Conclusion: The authors conclude that rosiglitazone is associated with a significant increase in the risk of myocardial infarction compared with other glucose-lowering medications or placebo in patients with type 2 diabetes. The authors have called on the manufacturer of the drug and on the FDA to make source data available for independent review.

editor's note: This report prompted widespread concerns about the safety of rosiglitazone last summer; however, it has significant limitations. The small number of myocardial infarctions (158 among 27,843 patients) makes it difficult to detect a true difference in outcomes. Also, because it is a meta-analysis, its findings may be less reliable than those from a well-designed, prospective clinical study.

In contrast, the ongoing industry-supported RECORD (Rosiglitazone Evaluated for Cardiac Outcomes and Regulation of Glycaemia in Diabetes) trial was specifically designed to measure cardiovascular outcomes in patients who use rosiglitazone.1 Because of recent concerns, the RECORD trial included an unplanned interim analysis of the 3.75 years of data that had been collected. This analysis showed that rosiglitazone users had increased rates of heart failure, but not myocardial infarction or mortality. However, these findings should be viewed cautiously because the study was underpowered (higher attrition rates and much lower adverse event rates than projected when determining the trial's sample size).2

A more recent meta-analysis3 and a retrospective cohort study4 showed higher relative risks of myocardial infarction and heart failure in patients receiving rosiglitazone (see accompanying table1,35 ). The retrospective study also reported a greater risk of mortality (relative risk = 1.29) and is of particular interest because it only evaluated patients with diabetes who were older than 65 years, in contrast to most other current studies examining rosiglitazone.4

Likelihood of Adverse Events Associated with Rosiglitazone (Avandia) Use in Recent Studies
StudyAdverse events
Heart failureMyocardial infarctionDeath (cardiovascular)Death (all-cause)
Nissen, et al.5 1.43Not significantNot significant
RECORD trial1 2.15Not significantNot significantNot significant
Singh, et al.3 2.091.42Not significant
Lipscombe, et al.4 1.601.401.29

note:All values were published as relative risks (the probability of an event occurring in one group compared with the control group), except for the RECORD trial, which used hazard ratios (similar to relative risk, but takes into account differences in duration of follow-up for individual patients).
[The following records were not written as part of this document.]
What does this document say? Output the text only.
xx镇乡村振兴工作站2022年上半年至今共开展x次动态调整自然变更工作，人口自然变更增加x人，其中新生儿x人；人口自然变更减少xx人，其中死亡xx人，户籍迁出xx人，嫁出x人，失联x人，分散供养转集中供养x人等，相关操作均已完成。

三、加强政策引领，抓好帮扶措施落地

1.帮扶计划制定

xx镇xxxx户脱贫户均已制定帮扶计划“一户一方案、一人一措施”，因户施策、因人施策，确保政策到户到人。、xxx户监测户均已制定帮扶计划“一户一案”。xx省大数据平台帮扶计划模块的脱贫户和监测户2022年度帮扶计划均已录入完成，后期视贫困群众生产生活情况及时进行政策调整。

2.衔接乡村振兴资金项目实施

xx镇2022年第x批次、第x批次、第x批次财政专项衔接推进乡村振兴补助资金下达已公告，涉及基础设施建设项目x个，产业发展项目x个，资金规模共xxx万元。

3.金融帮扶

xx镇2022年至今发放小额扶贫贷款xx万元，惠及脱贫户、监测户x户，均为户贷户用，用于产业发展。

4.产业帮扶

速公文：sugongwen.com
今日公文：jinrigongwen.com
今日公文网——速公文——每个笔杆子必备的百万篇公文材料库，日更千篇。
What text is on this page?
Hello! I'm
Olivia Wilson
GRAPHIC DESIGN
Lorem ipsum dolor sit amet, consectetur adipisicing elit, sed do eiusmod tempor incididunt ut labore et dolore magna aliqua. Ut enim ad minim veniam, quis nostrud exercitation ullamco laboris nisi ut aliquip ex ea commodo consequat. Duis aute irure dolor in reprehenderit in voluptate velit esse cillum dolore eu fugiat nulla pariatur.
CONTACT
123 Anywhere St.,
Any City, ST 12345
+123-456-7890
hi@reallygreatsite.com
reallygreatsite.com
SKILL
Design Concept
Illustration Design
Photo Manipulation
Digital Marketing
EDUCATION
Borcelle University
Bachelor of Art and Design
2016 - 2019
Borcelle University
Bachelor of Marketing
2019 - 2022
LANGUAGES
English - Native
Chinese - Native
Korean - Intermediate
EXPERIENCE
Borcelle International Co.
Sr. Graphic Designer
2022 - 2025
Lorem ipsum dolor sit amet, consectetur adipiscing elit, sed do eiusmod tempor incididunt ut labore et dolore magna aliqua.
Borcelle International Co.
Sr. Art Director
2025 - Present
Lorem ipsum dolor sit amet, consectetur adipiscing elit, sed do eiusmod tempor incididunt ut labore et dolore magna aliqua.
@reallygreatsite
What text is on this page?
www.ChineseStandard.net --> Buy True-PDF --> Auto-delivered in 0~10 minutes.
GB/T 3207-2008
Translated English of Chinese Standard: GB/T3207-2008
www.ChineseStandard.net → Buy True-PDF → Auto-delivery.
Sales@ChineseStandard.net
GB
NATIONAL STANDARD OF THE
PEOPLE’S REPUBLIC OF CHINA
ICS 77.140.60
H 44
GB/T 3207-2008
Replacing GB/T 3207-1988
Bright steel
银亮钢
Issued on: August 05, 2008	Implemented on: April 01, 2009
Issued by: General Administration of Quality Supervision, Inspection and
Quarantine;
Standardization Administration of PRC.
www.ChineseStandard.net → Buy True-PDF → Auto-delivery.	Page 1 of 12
RECORD = Rosiglitazone Evaluated for Cardiac Outcomes and Regulation of Glycaemia in Diabetes.

The FDA has also issued new warnings for rosiglitazone use based on its own analyses. The FDA recommends that rosiglitazone not be used in conjunction with nitrates (if used for heart disease) or insulin because of a greater risk of myocardial ischemia. This is in addition to previous recommendations that thiazolidinediones should not be used in patients with New York Heart Association class III or IV heart failure and should be used cautiously in patients with less severe cases of heart failure.6

So where does this leave us? There is substantial circumstantial evidence that rosiglitazone is associated with higher risks of heart failure and myocardial infarction. Despite the awkwardness of persuading a patient to use a drug that may provide similar benefits but pose greater risks than other proven agents, the legitimate concerns raised by these studies make this a serious issue. Until there is conclusive evidence about the safety of rosiglitazone, many physicians and their patients may be more comfortable using alternative treatments.—k.t.m.